Tech startups and High-growth companies are getting back into the IPO game — despite mixed results in 2023 and a historic drought in IPOs. Among the main contenders in the coming months is healthcare payments company Waystar, with media reports pointing to a cybersecurity startup. rubric Micromobility company Lime is also considering IPOs. As AI startups continue to make noise in venture rounds, it would not be surprising to see many companies go public in the future.
However, given bankers and investors’ continued focus on clear paths to profitability and positive cash flows, venture-backed companies looking to tap public markets must focus on their business fundamentals and execution while clearly understanding the path to future growth.
Below, we’ll discuss why some of today’s tech startups are moving forward with IPO plans and how to build the foundation for long-term success.
Why go public now?
Get the right elements for growth before an IPO, and your startup can make steady progress as a public company.
It’s an expensive time to be a venture-backed technology company, as if you don’t grow, you die. Budgets are under pressure due to rising borrowing and talent costs. With valuations significantly lower than they were a year and a half to two years ago, few high-growth companies want to risk raising a “down round” if they can go into cash conservation mode instead — either so they can tap the public markets Or until valuations come back so they can raise another venture round as a bridge to an IPO. However, many of them have already made cuts or layoffs, and the worry is whether they have enough runway to wait it out.
After 2021, startups looking to IPO — typically late-stage, venture-backed companies that need significant funding to continue growth — may have turned to private equity or debt financing rather than going public. But in the current economic climate, these fundraising sources are often less available or may be less attractive. For example, venture capital funding has slowed and is increasingly directed toward early-stage startups, while high interest rates make raising capital through debt financing prohibitively expensive.

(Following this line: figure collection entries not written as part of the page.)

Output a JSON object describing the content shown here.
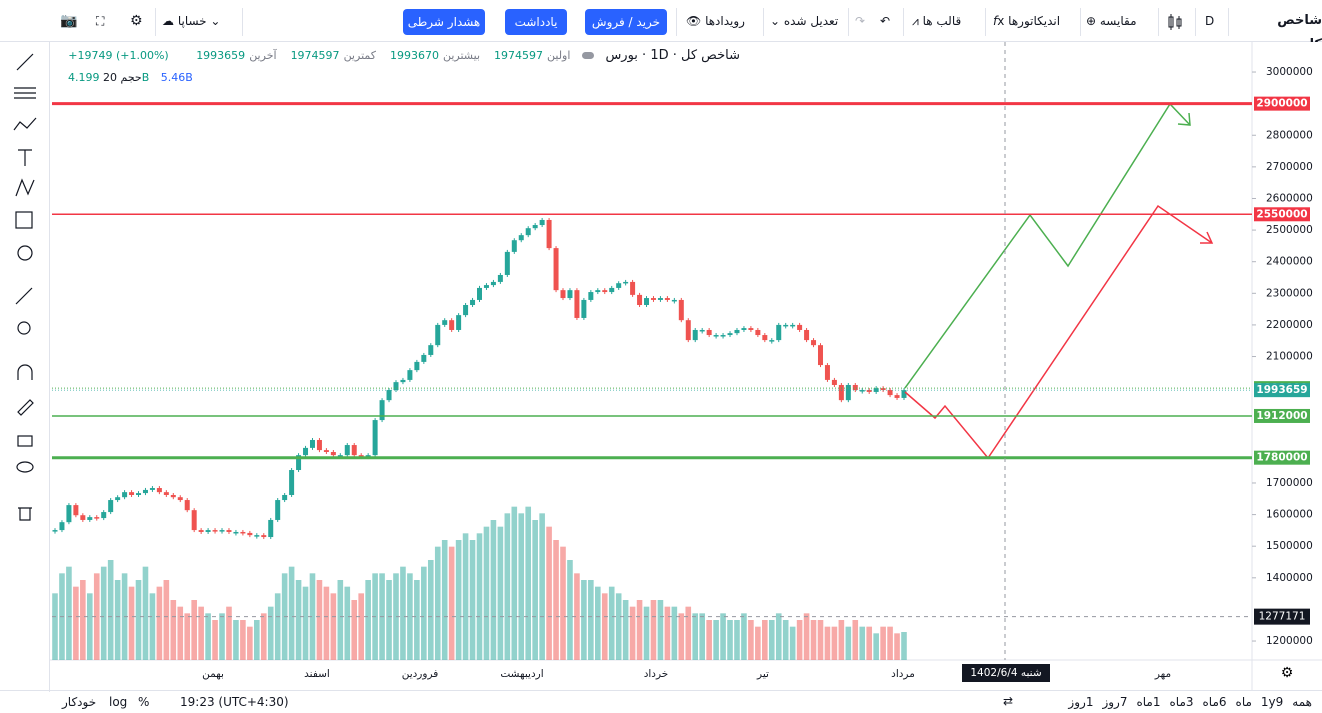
{
  "toolbar": {
    "symbol": "شاخص کل",
    "interval": "D",
    "compare": "مقایسه",
    "indicators": "اندیکاتورها",
    "templates": "قالب ها",
    "adjusted": "تعدیل شده",
    "events": "رویدادها",
    "trade": "خرید / فروش",
    "note": "یادداشت",
    "alert": "هشدار شرطی",
    "layout": "خساپا"
  },
  "legend": {
    "title": "شاخص کل · 1D · بورس",
    "stats": [
      {
        "label": "اولین",
        "value": 1974597
      },
      {
        "label": "بیشترین",
        "value": 1993670
      },
      {
        "label": "کمترین",
        "value": 1974597
      },
      {
        "label": "آخرین",
        "value": 1993659
      }
    ],
    "change": "+19749 (+1.00%)",
    "volume_label": "حجم 20",
    "volume_value": "4.199B",
    "volume_ma": "5.46B"
  },
  "chart_data": {
    "type": "candlestick",
    "closes": [
      1551000,
      1576000,
      1630000,
      1598000,
      1583000,
      1592000,
      1589000,
      1608000,
      1646000,
      1655000,
      1671000,
      1662000,
      1668000,
      1678000,
      1684000,
      1671000,
      1662000,
      1655000,
      1646000,
      1614000,
      1551000,
      1545000,
      1551000,
      1548000,
      1551000,
      1545000,
      1545000,
      1542000,
      1535000,
      1535000,
      1529000,
      1583000,
      1646000,
      1662000,
      1741000,
      1788000,
      1811000,
      1836000,
      1804000,
      1798000,
      1788000,
      1788000,
      1820000,
      1788000,
      1782000,
      1788000,
      1899000,
      1962000,
      1994000,
      2019000,
      2026000,
      2057000,
      2083000,
      2105000,
      2136000,
      2200000,
      2215000,
      2184000,
      2231000,
      2263000,
      2279000,
      2317000,
      2326000,
      2336000,
      2358000,
      2431000,
      2468000,
      2484000,
      2506000,
      2516000,
      2532000,
      2443000,
      2310000,
      2285000,
      2310000,
      2222000,
      2279000,
      2304000,
      2310000,
      2304000,
      2317000,
      2332000,
      2336000,
      2295000,
      2263000,
      2285000,
      2279000,
      2285000,
      2279000,
      2279000,
      2215000,
      2152000,
      2184000,
      2184000,
      2168000,
      2168000,
      2168000,
      2174000,
      2184000,
      2190000,
      2184000,
      2168000,
      2152000,
      2152000,
      2200000,
      2200000,
      2200000,
      2184000,
      2152000,
      2136000,
      2073000,
      2026000,
      2010000,
      1962000,
      2010000,
      1994000,
      1994000,
      1988000,
      2000000,
      1994000,
      1978000,
      1969000,
      1993659
    ],
    "volumes": [
      10,
      13,
      14,
      11,
      12,
      10,
      13,
      14,
      15,
      12,
      13,
      11,
      12,
      14,
      10,
      11,
      12,
      9,
      8,
      7,
      9,
      8,
      7,
      6,
      7,
      8,
      6,
      6,
      5,
      6,
      7,
      8,
      10,
      13,
      14,
      12,
      11,
      13,
      12,
      11,
      10,
      12,
      11,
      9,
      10,
      12,
      13,
      13,
      12,
      13,
      14,
      13,
      12,
      14,
      15,
      17,
      18,
      17,
      18,
      19,
      18,
      19,
      20,
      21,
      20,
      22,
      23,
      22,
      23,
      21,
      22,
      20,
      18,
      17,
      15,
      13,
      12,
      12,
      11,
      10,
      11,
      10,
      9,
      8,
      9,
      8,
      9,
      9,
      8,
      8,
      7,
      8,
      7,
      7,
      6,
      6,
      7,
      6,
      6,
      7,
      6,
      5,
      6,
      6,
      7,
      6,
      5,
      6,
      7,
      6,
      6,
      5,
      5,
      6,
      5,
      6,
      5,
      5,
      4,
      5,
      5,
      4,
      4.199
    ],
    "up_color": "#26a69a",
    "down_color": "#ef5350",
    "ylim": [
      1140000,
      3095000
    ],
    "volume_ylim": [
      0,
      30
    ],
    "yticks": [
      3000000,
      2800000,
      2700000,
      2600000,
      2500000,
      2400000,
      2300000,
      2200000,
      2100000,
      1700000,
      1600000,
      1500000,
      1400000,
      1200000
    ],
    "levels": [
      {
        "value": 2900000,
        "color": "#f23645",
        "width": 3
      },
      {
        "value": 2550000,
        "color": "#f23645",
        "width": 1.5
      },
      {
        "value": 2000000,
        "color": "#4caf50",
        "width": 1
      },
      {
        "value": 1993659,
        "color": "#26a69a",
        "width": 0.8
      },
      {
        "value": 1912000,
        "color": "#4caf50",
        "width": 1.5
      },
      {
        "value": 1780000,
        "color": "#4caf50",
        "width": 3
      }
    ],
    "crosshair_value": 1277171,
    "crosshair_date": "شنبه 1402/6/4",
    "time_labels": [
      "بهمن",
      "اسفند",
      "فروردین",
      "اردیبهشت",
      "خرداد",
      "تیر",
      "مرداد",
      "مهر"
    ]
  },
  "bottom_bar": {
    "ranges": [
      "همه",
      "1y",
      "9ماه",
      "6ماه",
      "3ماه",
      "1ماه",
      "7روز",
      "1روز"
    ],
    "time": "19:23 (UTC+4:30)",
    "percent": "%",
    "log": "log",
    "auto": "خودکار"
  }
}
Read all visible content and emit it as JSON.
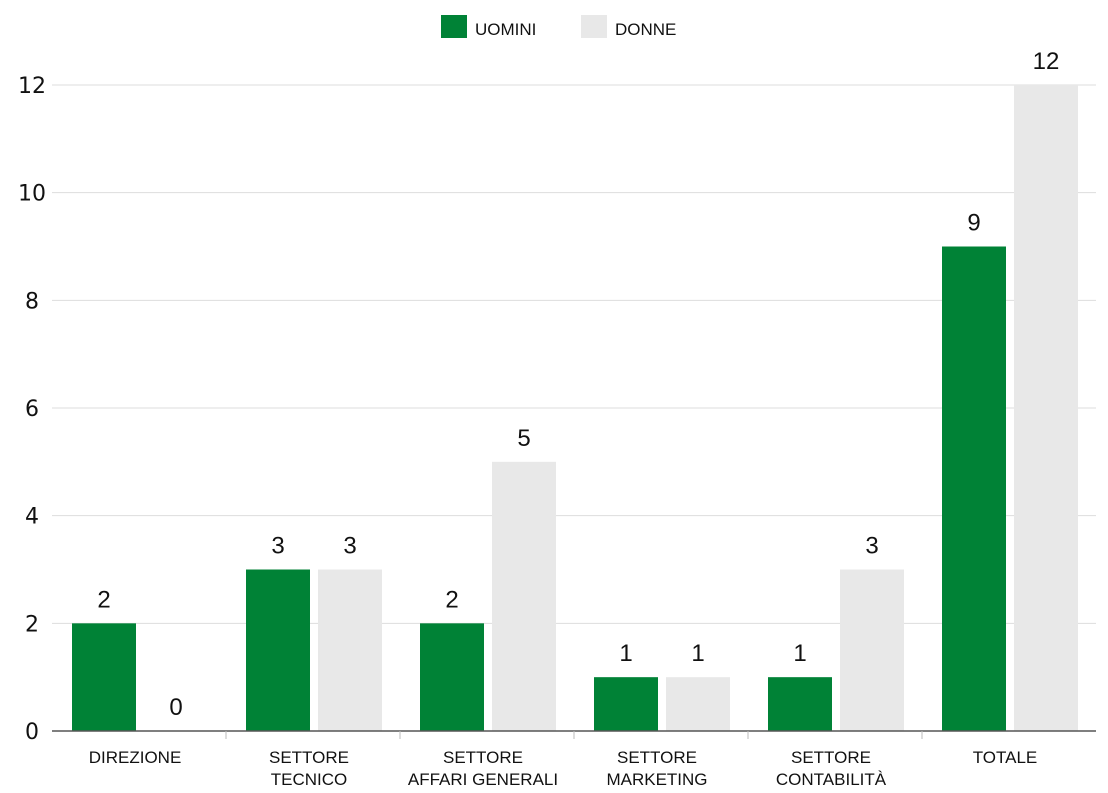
{
  "chart_data": {
    "type": "bar",
    "categories": [
      [
        "DIREZIONE"
      ],
      [
        "SETTORE",
        "TECNICO"
      ],
      [
        "SETTORE",
        "AFFARI GENERALI"
      ],
      [
        "SETTORE",
        "MARKETING"
      ],
      [
        "SETTORE",
        "CONTABILITÀ"
      ],
      [
        "TOTALE"
      ]
    ],
    "series": [
      {
        "name": "UOMINI",
        "color": "#008236",
        "values": [
          2,
          3,
          2,
          1,
          1,
          9
        ]
      },
      {
        "name": "DONNE",
        "color": "#e8e8e8",
        "values": [
          0,
          3,
          5,
          1,
          3,
          12
        ]
      }
    ],
    "yticks": [
      0,
      2,
      4,
      6,
      8,
      10,
      12
    ],
    "ylim": [
      0,
      12
    ],
    "grid": true,
    "legend_position": "top-center",
    "title": "",
    "xlabel": "",
    "ylabel": ""
  }
}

Internal forces are also driving interest in the IPO though Mixed reception For notable recent listings like Instacart and Klaviyo. Some investors in early-stage startups are looking for exits. Meanwhile, employees who may have been with a company since its early days want to review their stock options. Of course, such factors always play a role in fast-growing technology projects. But companies that may have put their IPO plans on hold during the market downturn in 2022 can’t hold out forever.